Adaptive high-frequency clipping for improved image quality assessment

It is widely known that the human visual system (HVS) applies multi-resolution analysis to the scenes we see. In fact, many of the best image quality metrics, e.g. MS-SSIM and IW-PSNR/SSIM are based on multi-scale models. However, in existing multi-scale type of image quality assessment (IQA) methods, the resolution levels are fixed. In this paper, we examine the problem of selecting optimal levels in the multi-resolution analysis to preprocess the image for perceptual quality assessment. According to the contrast sensitivity function (CSF) of the HVS, the sampling of visual information by the human eyes approximates a low-pass process.

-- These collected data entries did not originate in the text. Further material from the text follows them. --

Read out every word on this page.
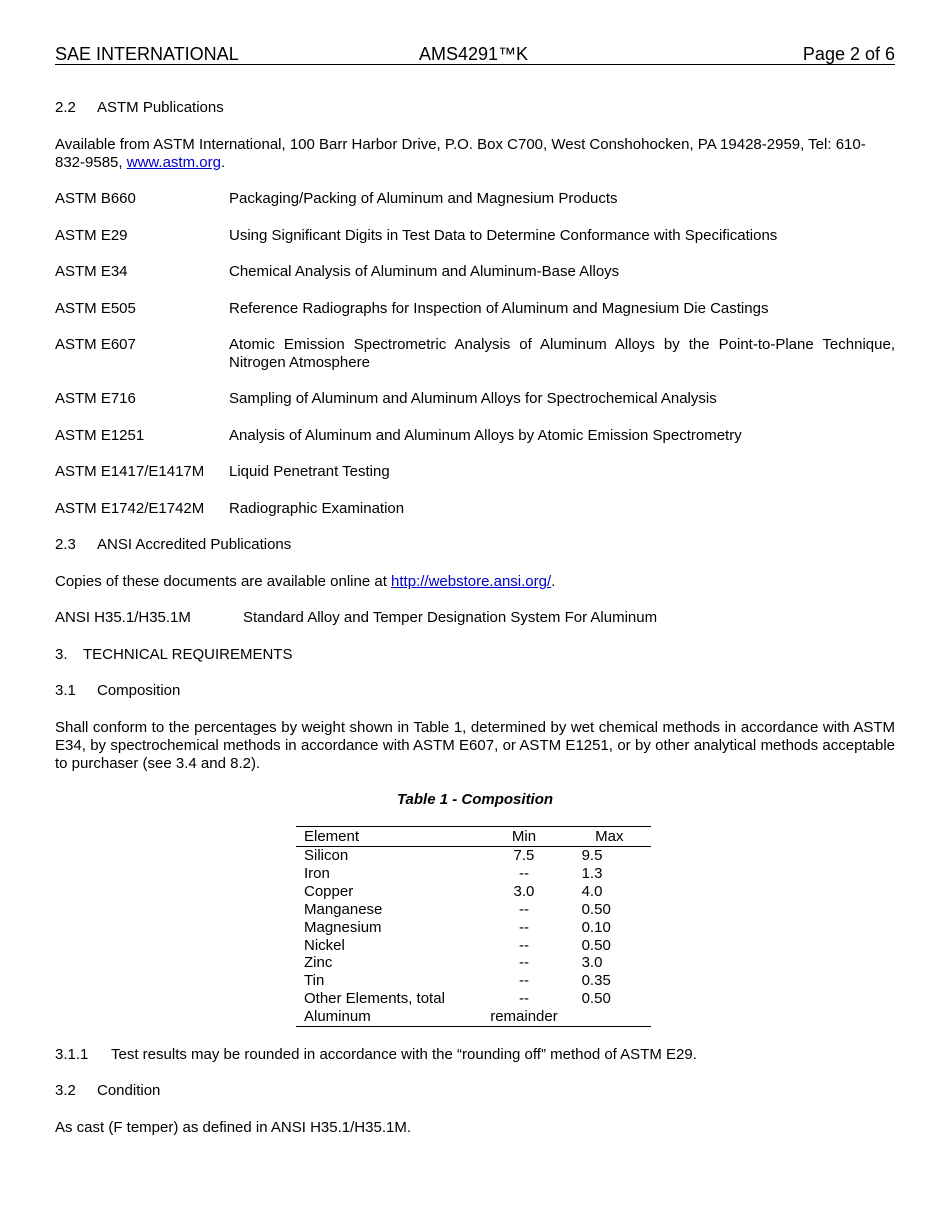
SAE INTERNATIONAL	AMS4291™K	Page 2 of 6
2.2 ASTM Publications
Available from ASTM International, 100 Barr Harbor Drive, P.O. Box C700, West Conshohocken, PA 19428-2959, Tel: 610-
832-9585, www.astm.org.
ASTM B660	Packaging/Packing of Aluminum and Magnesium Products
ASTM E29	Using Significant Digits in Test Data to Determine Conformance with Specifications
ASTM E34	Chemical Analysis of Aluminum and Aluminum-Base Alloys
ASTM E505	Reference Radiographs for Inspection of Aluminum and Magnesium Die Castings
ASTM E607	Atomic Emission Spectrometric Analysis of Aluminum Alloys by the Point-to-Plane Technique, Nitrogen Atmosphere
ASTM E716	Sampling of Aluminum and Aluminum Alloys for Spectrochemical Analysis
ASTM E1251	Analysis of Aluminum and Aluminum Alloys by Atomic Emission Spectrometry
ASTM E1417/E1417M Liquid Penetrant Testing
ASTM E1742/E1742M Radiographic Examination
2.3 ANSI Accredited Publications
Copies of these documents are available online at http://webstore.ansi.org/.
ANSI H35.1/H35.1M	Standard Alloy and Temper Designation System For Aluminum
3. TECHNICAL REQUIREMENTS
3.1 Composition
Shall conform to the percentages by weight shown in Table 1, determined by wet chemical methods in accordance with ASTM E34, by spectrochemical methods in accordance with ASTM E607, or ASTM E1251, or by other analytical methods acceptable to purchaser (see 3.4 and 8.2).
Table 1 - Composition
Element	Min	Max
Silicon	7.5	9.5
Iron	--	1.3
Copper	3.0	4.0
Manganese	--	0.50
Magnesium	--	0.10
Nickel	--	0.50
Zinc	--	3.0
Tin	--	0.35
Other Elements, total	--	0.50
Aluminum	remainder	
3.1.1 Test results may be rounded in accordance with the “rounding off” method of ASTM E29.
3.2 Condition
As cast (F temper) as defined in ANSI H35.1/H35.1M.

For images, the amount of information we can extract depends on the size of the image (or the object(s) inside) as well as the viewing distance. Therefore, we proposed a wavelet transform based adaptive high-frequency clipping (AHC) model to approximate the effective visual information that enters the HVS. After the high-frequency clipping, rather than processing separately on each level, we transform the filtered images back to their original resolutions for quality assessment. Extensive experimental results show that on various databases (LIVE, IVC, and Toyama-MICT), performance of existing image quality algorithms (PSNR and SSIM) can be substantially improved by applying the metrics to those AHC model processed images.